Recently I was talking with a co-worker about an image detection model and they mentioned the now “classic” question of how do you deal with weather obfuscation of data.
We quickly moved from static obstruction (the snow covered stop sign) to the dynamic obstruction of rain and snow.
Starting from first principals you can quickly out line the factors that contribute to the model
- Rain / Snow density (drops / flakes per m^3): This is a measure of storm “intensity”
- Size: How large are the snow flakes / rain drops
- Wind speed: This effects how the flakes / drops move, it is complicated by wind gusts.
- Camera velocity: Is your camera moving?
- Depth: How far away is the object that you are viewing
There already exist a number of interesting papers that examine these parameters in full. My real question is “Do I want to model the rain or the effect of the rain on my algorithms”?.
In some cases it may be necessary to fully model a the behavior. In others a simplified characteristic model can be used.
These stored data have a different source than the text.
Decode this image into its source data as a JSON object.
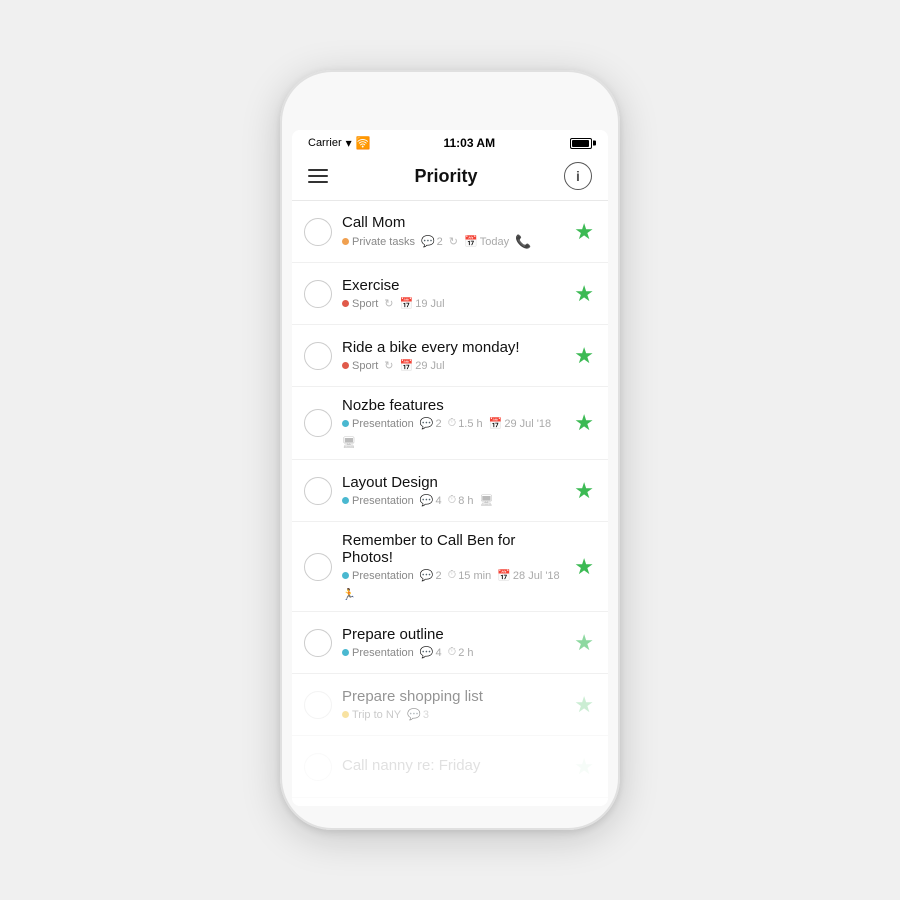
{
  "status_bar": {
    "carrier": "Carrier",
    "time": "11:03 AM"
  },
  "nav": {
    "title": "Priority",
    "info_label": "i"
  },
  "tasks": [
    {
      "id": 1,
      "title": "Call Mom",
      "tag": "Private tasks",
      "tag_color": "orange",
      "meta": [
        {
          "icon": "💬",
          "value": "2"
        },
        {
          "icon": "↻",
          "value": ""
        },
        {
          "icon": "📅",
          "value": "Today"
        },
        {
          "icon": "📞",
          "value": ""
        }
      ],
      "star": "★",
      "faded": false
    },
    {
      "id": 2,
      "title": "Exercise",
      "tag": "Sport",
      "tag_color": "red",
      "meta": [
        {
          "icon": "↻",
          "value": ""
        },
        {
          "icon": "📅",
          "value": "19 Jul"
        }
      ],
      "star": "★",
      "faded": false
    },
    {
      "id": 3,
      "title": "Ride a bike every monday!",
      "tag": "Sport",
      "tag_color": "red",
      "meta": [
        {
          "icon": "↻",
          "value": ""
        },
        {
          "icon": "📅",
          "value": "29 Jul"
        }
      ],
      "star": "★",
      "faded": false
    },
    {
      "id": 4,
      "title": "Nozbe features",
      "tag": "Presentation",
      "tag_color": "blue",
      "meta": [
        {
          "icon": "💬",
          "value": "2"
        },
        {
          "icon": "⏱",
          "value": "1.5 h"
        },
        {
          "icon": "📅",
          "value": "29 Jul '18"
        },
        {
          "icon": "🖥",
          "value": ""
        }
      ],
      "star": "★",
      "faded": false
    },
    {
      "id": 5,
      "title": "Layout Design",
      "tag": "Presentation",
      "tag_color": "blue",
      "meta": [
        {
          "icon": "💬",
          "value": "4"
        },
        {
          "icon": "⏱",
          "value": "8 h"
        },
        {
          "icon": "🖥",
          "value": ""
        }
      ],
      "star": "★",
      "faded": false
    },
    {
      "id": 6,
      "title": "Remember to Call Ben for Photos!",
      "tag": "Presentation",
      "tag_color": "blue",
      "meta": [
        {
          "icon": "💬",
          "value": "2"
        },
        {
          "icon": "⏱",
          "value": "15 min"
        },
        {
          "icon": "📅",
          "value": "28 Jul '18"
        },
        {
          "icon": "🏃",
          "value": ""
        }
      ],
      "star": "★",
      "faded": false
    },
    {
      "id": 7,
      "title": "Prepare outline",
      "tag": "Presentation",
      "tag_color": "blue",
      "meta": [
        {
          "icon": "💬",
          "value": "4"
        },
        {
          "icon": "⏱",
          "value": "2 h"
        }
      ],
      "star": "★",
      "faded": false
    },
    {
      "id": 8,
      "title": "Prepare shopping list",
      "tag": "Trip to NY",
      "tag_color": "yellow",
      "meta": [
        {
          "icon": "💬",
          "value": "3"
        }
      ],
      "star": "★",
      "faded": true
    },
    {
      "id": 9,
      "title": "Call nanny re: Friday",
      "tag": "",
      "tag_color": "",
      "meta": [],
      "star": "★",
      "faded": true,
      "very_faded": true
    }
  ]
}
Let us look at what we determined was important.
What really matters…
Given that objects, in general, don’t change their shape(1) it is possible to filter out the noise of rain or snow. What we need to understand is how rain or snow obscure objects.
- Interposition: Every drop of rain and every flake of snow acts as a “point barrier” between the camera and the object.
Take the simple example: for an object 10 meters away the extent of “obscuring” is a function of the rain density and the droplet size; further the distance between the camera and the object (depth) determines the extend of the obstruction. What then should we do with with the wind? How should we model the movement?
It turns out, not much. When I compared the effect of random movement of the patterns with the wind models the effect on obstruction there were negligible difference for the vision application.
The moral of the story…
- Modeling systems is a question about what is required for your analysis. Knowing this I can create the minimal model that is required to perform my tests.
- Developing simplified models start with an understanding of the “real” system
Footnote: 1: The profile of the object may change as the relative angle is changed.